When you’re designing an exam, consider what you want to be able to gauge in your college students’ knowledge in order to choose the best types of questions to measure their learning. There are benefits and disadvantages to any type of question, so consider these exam tips when deciding what teaching strategies to employ when you create your exam.
Difficulty creating or difficulty grading?
In McKeachie’s Teaching Tips, Fourteenth Edition, Wilbert J. McKeachie and Marilla Svnicki noted that exams have two pieces that are time-consuming for professors: construction and grading. “Unfortunately,” they wrote, “it appears to be generally true that the examinations that are easiest to construct are the most difficult to grade and vice versa” (McKeachie, 86). Multiple choice and true or false tests are certainly easy to grade and are tempting to offer to large classes due to the volume of tests being taken.
But the knowledge you can gain about your college students’ learning can be limited by these forms: true or false questions, for example, give test takers a 50% chance of being right on any question. Multiple choice questions are better, but it can be difficult to construct questions that have plausible incorrect choices. They are also less geared toward accomplishing higher level goals, according to McKeachie and Svnicki, who recommend using “some essay questions, problems, or other items requiring analysis, integration, or application” (McKeachie, 86).
Types of questions
Advantages and Disadvantages of Types of Exam Questions
- Multiple choice questions are versatile and require students to do little writing during the exam. But according to the “Designing Test Questions” exam tips guide from the UNC Charlotte Center for Teaching and Learning website, writing good multiple choice questions can be challenging. The team behind that article recommended creating a “single, clearly formulated problem” without any “extraneous words” for each question, as well as a number of other tips.

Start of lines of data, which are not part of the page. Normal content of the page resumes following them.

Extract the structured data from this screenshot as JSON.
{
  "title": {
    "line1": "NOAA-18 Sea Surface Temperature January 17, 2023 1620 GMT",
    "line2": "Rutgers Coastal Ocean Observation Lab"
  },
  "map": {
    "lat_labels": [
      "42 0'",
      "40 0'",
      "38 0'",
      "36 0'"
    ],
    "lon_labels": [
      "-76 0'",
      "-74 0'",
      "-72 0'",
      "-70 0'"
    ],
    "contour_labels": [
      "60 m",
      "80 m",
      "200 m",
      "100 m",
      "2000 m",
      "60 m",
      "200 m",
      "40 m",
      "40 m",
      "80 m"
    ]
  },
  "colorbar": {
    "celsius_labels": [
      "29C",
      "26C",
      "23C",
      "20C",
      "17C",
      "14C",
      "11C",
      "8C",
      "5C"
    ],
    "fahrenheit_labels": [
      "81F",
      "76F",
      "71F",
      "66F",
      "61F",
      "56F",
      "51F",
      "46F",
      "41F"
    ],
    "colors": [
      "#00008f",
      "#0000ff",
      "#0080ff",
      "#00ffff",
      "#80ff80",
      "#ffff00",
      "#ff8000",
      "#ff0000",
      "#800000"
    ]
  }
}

- Well written problems, which tend to appear most in math and science disciplines, can show how much students understand the process of problem-solving, particularly when they are given credit primarily for showing their process rather than finding the correct answer. Problems that are too simplistic, however, may not show whether or not students actually understand the steps they are following or the formulas they are using.
- Short-answer questions can measure student knowledge if they are limited and well-defined without just asking students to regurgitate facts. To emphasize critical thinking, you can ask students to make a hypothesis or solve a problem related to the course material. These answers require attention when grading and are best accompanied by comments rather than simple points during the grading process.
- Essay questions are the easiest to design but hardest to grade. As one essay question takes college students a higher portion of their time, they are tested on less material. However, students study more efficiently for essay tests and are likely to study broadly if they don’t know the topic in advance.
Reference: McKeachie, Wilbert J. and Marilla Svinicki. 2014. McKeachie’s Teaching Tips, 14th ed. Belmont, CA: Wadsworth.